Pour les différents pays qui bordent le Nil, singulièrement l’Égypte et l’Éthiopie, la vie sociale, économique, politique, culturelle, cultuelle etc., est essentiellement structurée autour du fleuve. C’est dire que le Nil apparaît Incontestablement pour ces États, non seulement comme une ressource dont les richesses halieutiques en font nécessairement un bien stratégique mais davantage comme une ressource vitale, voir indispensable. « L’Égypte, disait Hétérote, est un don du Nil », cette citation ne vient pas tempérer le caractère primordial du Nil pour le pays des Pharaons.

Le barrage de la discorde

C’est en 2013 que les premières tensions refont surface, après une longue période de relative accalmie. Cette résurgence des tensions fait suite à l’officialisation par les autorités éthiopiennes d’engager la construction de ce barrage. La réaction de l’Égypte qui craignait de voir le débit de l’eau baisser une fois que le remplissage du barrage sera entamé ne se fit pas attendre. Dans un discours à la nation égyptienne, le président Abdel Fatah Al Sisi n’excluait pas l’hypothèse de la destruction pur et simple du barrage et ordonnait à son armée de se mettre en état de guerre.

Il faut rappeler que les prétentions du Caire sur le Nil datent de 1929, année à laquelle un accord passé avec le colon britannique l’autorisait à mettre son veto sur tout projet d’envergure réalisé en amont, susceptible de nuire aux intérêts vitaux des autres nations qui tirent leurs richesses de l’exploitation du fleuve.

Mais depuis lors beaucoup d’eau a coulé sous les ponts, car la méditation internationale, notamment celle de l’ONU et bien-sûr de l’Union Africaine (UA), est passée par là. Il fut donc décidé que l’Éthiopie qui se prévaut d’un droit géographique sur le fleuve échelonnerait le remplissage complet de son barrage sur plusieurs années, en prélevant une quantité raisonnable de nature à ne pas avoir une trop grande influence sur le débit des États situés en aval du fleuve. En 2023, l’Éthiopie annonçait avoir terminé un peu plus tôt que prévu avec le remplissage complet de son barrage, annonce qui n’était pas pour plaire au Caire.

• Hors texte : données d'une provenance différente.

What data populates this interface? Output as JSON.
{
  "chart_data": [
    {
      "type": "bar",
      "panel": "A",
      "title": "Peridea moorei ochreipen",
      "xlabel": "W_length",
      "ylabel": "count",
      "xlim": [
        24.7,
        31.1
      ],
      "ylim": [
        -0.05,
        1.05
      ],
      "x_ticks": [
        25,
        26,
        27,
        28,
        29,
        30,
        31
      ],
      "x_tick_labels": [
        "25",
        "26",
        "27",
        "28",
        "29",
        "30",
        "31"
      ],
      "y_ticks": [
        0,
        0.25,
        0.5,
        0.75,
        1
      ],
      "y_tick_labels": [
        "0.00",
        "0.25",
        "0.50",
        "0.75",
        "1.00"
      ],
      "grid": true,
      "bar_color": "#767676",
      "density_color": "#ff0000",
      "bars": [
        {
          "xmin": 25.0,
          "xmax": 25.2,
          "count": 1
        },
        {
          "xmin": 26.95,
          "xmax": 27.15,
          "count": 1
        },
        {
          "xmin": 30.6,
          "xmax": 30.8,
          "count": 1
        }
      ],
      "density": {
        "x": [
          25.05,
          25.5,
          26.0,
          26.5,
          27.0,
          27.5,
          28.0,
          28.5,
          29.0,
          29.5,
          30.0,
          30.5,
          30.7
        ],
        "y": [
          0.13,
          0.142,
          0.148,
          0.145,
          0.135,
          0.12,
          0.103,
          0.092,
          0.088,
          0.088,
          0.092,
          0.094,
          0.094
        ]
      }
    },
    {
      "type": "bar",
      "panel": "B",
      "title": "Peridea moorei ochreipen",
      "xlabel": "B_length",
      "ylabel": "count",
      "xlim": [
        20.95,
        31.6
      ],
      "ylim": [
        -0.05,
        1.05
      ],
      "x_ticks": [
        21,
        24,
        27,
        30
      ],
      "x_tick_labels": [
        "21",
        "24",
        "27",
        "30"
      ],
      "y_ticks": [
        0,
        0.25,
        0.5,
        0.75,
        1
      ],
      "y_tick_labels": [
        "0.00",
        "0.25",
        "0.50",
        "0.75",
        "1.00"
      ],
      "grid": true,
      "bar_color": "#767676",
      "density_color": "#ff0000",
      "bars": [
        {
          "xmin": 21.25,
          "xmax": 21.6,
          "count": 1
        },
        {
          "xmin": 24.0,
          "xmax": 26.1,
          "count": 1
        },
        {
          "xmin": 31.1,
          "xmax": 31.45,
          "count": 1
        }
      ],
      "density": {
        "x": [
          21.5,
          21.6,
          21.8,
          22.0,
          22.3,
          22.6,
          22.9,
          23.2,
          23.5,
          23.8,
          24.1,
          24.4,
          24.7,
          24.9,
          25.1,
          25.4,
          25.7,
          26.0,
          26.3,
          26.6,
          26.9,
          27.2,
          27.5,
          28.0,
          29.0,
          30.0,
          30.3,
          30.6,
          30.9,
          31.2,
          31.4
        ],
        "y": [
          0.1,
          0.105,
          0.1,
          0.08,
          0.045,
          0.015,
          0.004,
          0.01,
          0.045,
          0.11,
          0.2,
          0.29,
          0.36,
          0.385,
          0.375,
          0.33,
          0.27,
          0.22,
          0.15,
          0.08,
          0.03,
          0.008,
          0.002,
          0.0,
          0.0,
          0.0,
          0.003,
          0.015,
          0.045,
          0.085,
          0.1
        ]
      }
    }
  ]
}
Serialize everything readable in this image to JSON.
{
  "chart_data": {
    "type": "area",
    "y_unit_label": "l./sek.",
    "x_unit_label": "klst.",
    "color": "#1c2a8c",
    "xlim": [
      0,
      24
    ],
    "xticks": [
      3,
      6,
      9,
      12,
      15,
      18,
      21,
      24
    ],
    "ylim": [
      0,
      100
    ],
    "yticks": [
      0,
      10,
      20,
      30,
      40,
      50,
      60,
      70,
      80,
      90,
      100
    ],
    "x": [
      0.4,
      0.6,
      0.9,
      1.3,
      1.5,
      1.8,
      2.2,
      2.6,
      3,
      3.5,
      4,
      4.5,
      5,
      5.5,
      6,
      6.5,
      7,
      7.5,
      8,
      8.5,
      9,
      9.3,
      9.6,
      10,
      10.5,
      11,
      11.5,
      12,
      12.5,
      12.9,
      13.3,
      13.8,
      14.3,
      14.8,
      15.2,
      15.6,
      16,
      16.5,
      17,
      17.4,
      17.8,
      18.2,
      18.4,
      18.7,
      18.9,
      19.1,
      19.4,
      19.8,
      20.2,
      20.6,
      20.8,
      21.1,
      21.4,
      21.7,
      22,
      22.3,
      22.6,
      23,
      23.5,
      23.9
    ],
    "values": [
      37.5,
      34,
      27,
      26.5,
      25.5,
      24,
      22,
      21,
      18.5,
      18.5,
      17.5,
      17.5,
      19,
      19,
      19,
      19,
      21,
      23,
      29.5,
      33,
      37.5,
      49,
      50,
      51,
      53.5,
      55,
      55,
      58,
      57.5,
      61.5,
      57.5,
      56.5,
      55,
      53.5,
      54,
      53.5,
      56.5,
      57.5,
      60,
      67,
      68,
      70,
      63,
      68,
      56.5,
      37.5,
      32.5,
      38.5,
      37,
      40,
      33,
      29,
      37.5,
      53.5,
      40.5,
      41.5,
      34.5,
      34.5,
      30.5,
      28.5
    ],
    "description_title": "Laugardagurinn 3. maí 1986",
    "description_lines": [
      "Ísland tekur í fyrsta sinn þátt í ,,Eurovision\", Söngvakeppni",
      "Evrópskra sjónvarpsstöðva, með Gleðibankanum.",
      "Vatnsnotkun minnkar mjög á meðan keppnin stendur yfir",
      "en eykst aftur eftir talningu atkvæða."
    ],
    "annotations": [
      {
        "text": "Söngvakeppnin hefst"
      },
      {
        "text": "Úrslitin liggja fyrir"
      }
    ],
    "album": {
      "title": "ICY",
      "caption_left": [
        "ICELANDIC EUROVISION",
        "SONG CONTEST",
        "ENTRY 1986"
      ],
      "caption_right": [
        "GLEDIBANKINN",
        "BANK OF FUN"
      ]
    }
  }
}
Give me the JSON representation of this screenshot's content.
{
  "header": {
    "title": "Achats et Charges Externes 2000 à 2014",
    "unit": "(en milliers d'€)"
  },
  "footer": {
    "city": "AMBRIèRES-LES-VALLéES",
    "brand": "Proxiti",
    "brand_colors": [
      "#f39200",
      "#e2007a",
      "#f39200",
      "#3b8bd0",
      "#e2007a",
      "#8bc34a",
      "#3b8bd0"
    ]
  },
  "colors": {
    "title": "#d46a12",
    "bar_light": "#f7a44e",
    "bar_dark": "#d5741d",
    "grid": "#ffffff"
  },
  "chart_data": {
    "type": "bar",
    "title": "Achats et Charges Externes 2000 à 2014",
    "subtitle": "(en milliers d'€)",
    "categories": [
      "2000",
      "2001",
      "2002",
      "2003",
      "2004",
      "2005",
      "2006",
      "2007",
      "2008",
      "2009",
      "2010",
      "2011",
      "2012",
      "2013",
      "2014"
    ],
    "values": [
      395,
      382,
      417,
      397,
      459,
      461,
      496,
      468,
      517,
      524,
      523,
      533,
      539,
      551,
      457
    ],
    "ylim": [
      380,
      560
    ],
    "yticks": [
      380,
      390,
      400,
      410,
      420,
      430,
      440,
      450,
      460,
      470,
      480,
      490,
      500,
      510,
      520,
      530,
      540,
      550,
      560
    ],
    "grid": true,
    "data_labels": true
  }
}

Une exploitation désormais régulée par un accord international

Calqué sur l’accord de 1929, celui de 1959 fut plus précis dans la détermination des quantités, en termes de débit annuel de l’eau disponible pour chaque pays arrosé par le Nil. Pour veiller à son respect, il fut mis sur pied l’Initiative sur le Bassin du Nil (IBN), signé par 09 des États riverains du Nil, à l’exclusion de la seule Erythrée. Suivant cet accord passé entre l’Égypte et le Soudan qui revendiquent des droits historiques sur le fleuve, à l’exclusion des autres États, Le Caire devait avoir accès annuellement à 55,5 milliards de m³ d’eau contre 18,5 milliards de m² pour Khartoum. C’est tout naturellement que les États exclus s’opposaient à cet accord.

Dans son histoire récente, le Nil a été l’objet d’un conflit ouvert entre l’Égypte et l’Éthiopie en 1875. En 1978, le président égyptien Anouar El-Sadate menaça son homologue éthiopien, le général Mengistu, de représailles s’il entreprenait un projet de rétention des eaux du fleuve pour ses besoins agro-pastoraux. Le pire semble aujourd’hui derrière nous en ce qui concerne strictement cette question mais le Nil n’a assurément pas fini de faire parler de lui. Espérons que sa bataille n’aura pas lieu.